The main result of the paper is the following. Theorem. Let \(D\geq 2\) and \(C\) be the number which is uniquely determined by \[ C\geq \frac{\sqrt{5}+1}{2}, \quad 2C-\mbox{log}\; 2=\frac{1}{2} \log 2. \] Let \(v_0\) be determined by \[ v_0 \left( 1-\left( 1+2\mbox{log}\; 2 \left( C+\frac{\log 2}{2} \right)^{-1}\right)^{-1}+2+\frac{4}{\log 2}C\right)=2. \] Let \(z_0= 2-\left( 2+ \frac{4}{\log\ 2}C \right) v_0.\) Then for all \(\varepsilon>0\) we have \[ \sum\limits_{k^D \leq n<2k^D } \mu(n) g\left(\frac{n}{k} \right)\ll_{\varepsilon }k^{D-z_0+\varepsilon}.\tag{1} \] Here \(\mu\) is the Möbius function and \[ g(z) = \sum\limits_{l\geq 1} \frac{1-2\{lz\}}{ l}. \] The sum on the left hand side of (1) appears in the Nyman-Beurling criterion for the Riemann hypothesis [\textit{L. Báez-Duarte} et al., Adv.

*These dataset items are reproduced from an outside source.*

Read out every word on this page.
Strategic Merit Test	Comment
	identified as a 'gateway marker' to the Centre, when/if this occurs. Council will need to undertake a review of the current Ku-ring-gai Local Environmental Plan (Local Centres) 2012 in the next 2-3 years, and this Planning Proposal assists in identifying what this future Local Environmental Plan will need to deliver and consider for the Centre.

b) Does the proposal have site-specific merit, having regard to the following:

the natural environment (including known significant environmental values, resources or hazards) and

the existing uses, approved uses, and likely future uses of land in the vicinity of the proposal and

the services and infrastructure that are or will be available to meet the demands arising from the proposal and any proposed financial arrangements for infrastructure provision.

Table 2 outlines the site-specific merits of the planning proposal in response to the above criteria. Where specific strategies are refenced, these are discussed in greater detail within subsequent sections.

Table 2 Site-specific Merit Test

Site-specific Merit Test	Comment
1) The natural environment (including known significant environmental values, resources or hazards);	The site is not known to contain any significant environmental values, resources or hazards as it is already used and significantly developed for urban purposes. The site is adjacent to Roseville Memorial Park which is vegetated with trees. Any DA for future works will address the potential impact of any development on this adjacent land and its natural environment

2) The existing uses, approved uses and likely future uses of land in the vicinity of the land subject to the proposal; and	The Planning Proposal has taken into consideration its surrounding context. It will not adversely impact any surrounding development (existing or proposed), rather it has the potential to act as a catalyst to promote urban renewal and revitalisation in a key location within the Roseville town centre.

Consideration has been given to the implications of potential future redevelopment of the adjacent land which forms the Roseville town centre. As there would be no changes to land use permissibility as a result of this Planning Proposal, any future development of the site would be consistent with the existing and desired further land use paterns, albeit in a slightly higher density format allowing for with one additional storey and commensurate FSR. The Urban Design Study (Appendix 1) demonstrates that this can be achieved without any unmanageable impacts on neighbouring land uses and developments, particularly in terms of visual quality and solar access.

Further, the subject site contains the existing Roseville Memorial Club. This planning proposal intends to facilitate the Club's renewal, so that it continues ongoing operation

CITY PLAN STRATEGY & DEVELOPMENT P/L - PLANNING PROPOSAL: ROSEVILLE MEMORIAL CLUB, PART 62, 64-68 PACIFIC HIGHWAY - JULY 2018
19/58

Math. 149, No. 1, 130--144 (2000; Zbl 1008.11032)]. The estimate (1) is remarkably sharp in comparison to other sums containing the Möbius function. In the proof the theory of continued fractions and the theory of Fourier series are intensively used.